Feni menjelaskan masker N95 memiliki tingkat proteksi paling maksimal karena dapat meminimalkan kebocoran pada setiap sisi antara masker dan pipi apabila digunakan sesuai aturan.

Namun, penggunaan N95 dalam waktu lama pada sebagian orang dapat menimbulkan rasa kurang nyaman seperti sensasi dibekap.

“Setiap masker ada kelebihan dan kekurangannya, jadi pilih masker yang sesuai, menggunakan masker jenis apapun tetap lebih melindungi daripada tidak pakai masker sama sekali,” ucap Feni.

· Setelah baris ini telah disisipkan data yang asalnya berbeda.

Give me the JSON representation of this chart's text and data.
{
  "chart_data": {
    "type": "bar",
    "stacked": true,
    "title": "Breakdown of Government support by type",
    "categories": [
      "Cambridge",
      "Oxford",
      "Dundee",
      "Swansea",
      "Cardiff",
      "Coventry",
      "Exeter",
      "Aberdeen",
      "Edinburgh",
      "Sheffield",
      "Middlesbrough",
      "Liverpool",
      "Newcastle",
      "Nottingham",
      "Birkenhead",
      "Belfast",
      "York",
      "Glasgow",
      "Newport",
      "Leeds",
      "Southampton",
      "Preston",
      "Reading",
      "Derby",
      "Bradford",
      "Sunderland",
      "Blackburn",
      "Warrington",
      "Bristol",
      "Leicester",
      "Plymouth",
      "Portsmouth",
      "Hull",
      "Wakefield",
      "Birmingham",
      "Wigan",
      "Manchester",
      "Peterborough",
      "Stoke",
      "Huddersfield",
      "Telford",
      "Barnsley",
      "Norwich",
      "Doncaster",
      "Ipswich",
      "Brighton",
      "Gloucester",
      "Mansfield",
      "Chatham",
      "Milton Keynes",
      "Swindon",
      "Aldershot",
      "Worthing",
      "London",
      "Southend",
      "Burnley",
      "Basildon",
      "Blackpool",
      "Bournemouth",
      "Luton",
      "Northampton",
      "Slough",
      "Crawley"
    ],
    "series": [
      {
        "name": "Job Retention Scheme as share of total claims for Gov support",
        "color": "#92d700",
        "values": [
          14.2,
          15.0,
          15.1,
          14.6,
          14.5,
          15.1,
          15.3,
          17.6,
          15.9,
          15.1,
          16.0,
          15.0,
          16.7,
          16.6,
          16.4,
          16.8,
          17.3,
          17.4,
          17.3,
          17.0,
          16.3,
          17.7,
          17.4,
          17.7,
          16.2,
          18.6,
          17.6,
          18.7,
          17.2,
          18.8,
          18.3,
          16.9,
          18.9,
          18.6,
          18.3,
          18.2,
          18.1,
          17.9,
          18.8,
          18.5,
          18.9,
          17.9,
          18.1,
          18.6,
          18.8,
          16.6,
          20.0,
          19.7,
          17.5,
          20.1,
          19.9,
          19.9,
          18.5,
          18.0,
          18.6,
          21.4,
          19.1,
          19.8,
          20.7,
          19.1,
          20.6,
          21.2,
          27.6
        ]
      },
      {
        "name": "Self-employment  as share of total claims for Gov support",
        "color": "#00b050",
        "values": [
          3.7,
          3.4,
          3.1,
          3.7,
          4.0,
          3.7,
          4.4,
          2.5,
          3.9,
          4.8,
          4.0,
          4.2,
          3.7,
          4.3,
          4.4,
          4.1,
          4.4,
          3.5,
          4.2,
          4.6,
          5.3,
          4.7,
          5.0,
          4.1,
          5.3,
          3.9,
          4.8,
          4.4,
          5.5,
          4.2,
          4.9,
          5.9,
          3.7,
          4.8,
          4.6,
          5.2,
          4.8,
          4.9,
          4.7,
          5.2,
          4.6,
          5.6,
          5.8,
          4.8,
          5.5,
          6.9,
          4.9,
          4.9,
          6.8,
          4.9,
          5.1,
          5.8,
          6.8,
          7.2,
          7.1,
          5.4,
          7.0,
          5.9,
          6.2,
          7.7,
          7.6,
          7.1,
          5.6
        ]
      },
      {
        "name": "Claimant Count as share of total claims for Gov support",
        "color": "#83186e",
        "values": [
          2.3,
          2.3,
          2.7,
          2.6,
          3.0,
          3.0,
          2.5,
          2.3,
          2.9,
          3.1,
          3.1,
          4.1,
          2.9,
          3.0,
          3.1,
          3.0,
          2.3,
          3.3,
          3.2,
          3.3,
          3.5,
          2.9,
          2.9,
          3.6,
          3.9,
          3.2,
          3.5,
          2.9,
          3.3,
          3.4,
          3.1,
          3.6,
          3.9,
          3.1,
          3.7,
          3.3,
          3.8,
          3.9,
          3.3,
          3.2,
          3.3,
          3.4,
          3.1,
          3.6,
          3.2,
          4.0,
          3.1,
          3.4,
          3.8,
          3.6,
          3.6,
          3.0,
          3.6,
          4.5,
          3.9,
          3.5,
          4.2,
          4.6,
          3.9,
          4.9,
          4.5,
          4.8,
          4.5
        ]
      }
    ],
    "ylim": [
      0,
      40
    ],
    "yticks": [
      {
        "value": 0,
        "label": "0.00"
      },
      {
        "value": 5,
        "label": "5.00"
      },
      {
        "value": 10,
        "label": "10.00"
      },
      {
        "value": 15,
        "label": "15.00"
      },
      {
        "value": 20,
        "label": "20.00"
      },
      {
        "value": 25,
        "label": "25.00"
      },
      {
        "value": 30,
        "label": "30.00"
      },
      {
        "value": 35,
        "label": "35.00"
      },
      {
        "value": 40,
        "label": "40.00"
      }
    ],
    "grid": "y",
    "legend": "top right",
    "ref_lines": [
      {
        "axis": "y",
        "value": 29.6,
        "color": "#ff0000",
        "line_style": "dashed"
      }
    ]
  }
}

Masyarakat juga disarankan mengurangi aktivitas di luar rumah serta menutup pintu dan jendela dengan rapat ketika wilayah tempat tinggal terdampak penyebaran abu vulkanik.

Orang yang terpaksa beraktivitas di luar ruangan dianjurkan memakai masker dan kacamata, mencuci pakaian yang terkena abu secara terpisah, serta segera mandi untuk membersihkan partikel yang menempel pada tubuh.

Feni menegaskan tidak ada makanan atau minuman tertentu yang secara khusus dapat melindungi paru-paru dari paparan abu vulkanik.

Masyarakat dianjurkan menerapkan pola hidup bersih dan sehat, beristirahat cukup, mengonsumsi makanan bergizi, memperbanyak minum air putih, serta tidak merokok atau menggunakan rokok elektronik.

Abu Vulkanik Bisa Masuk ke Saluran Napas Dalam

Abu vulkanik merupakan partikel sangat halus dari batuan, mineral, dan kaca vulkanik yang terlontar ketika terjadi erupsi.

Partikel tersebut dapat berukuran PM10 dan PM2.5 sehingga berpotensi terhirup hingga mencapai saluran pernapasan bagian dalam.

Paparan abu dapat menyebabkan iritasi pada mata, hidung, dan tenggorokan serta memicu batuk, bersin, dan nyeri tenggorokan.

Abu yang masuk ke paru-paru juga dapat memperberat asma, Penyakit Paru Obstruktif Kronis (PPOK), penyakit paru lainnya, bronkitis, hingga infeksi saluran pernapasan akut.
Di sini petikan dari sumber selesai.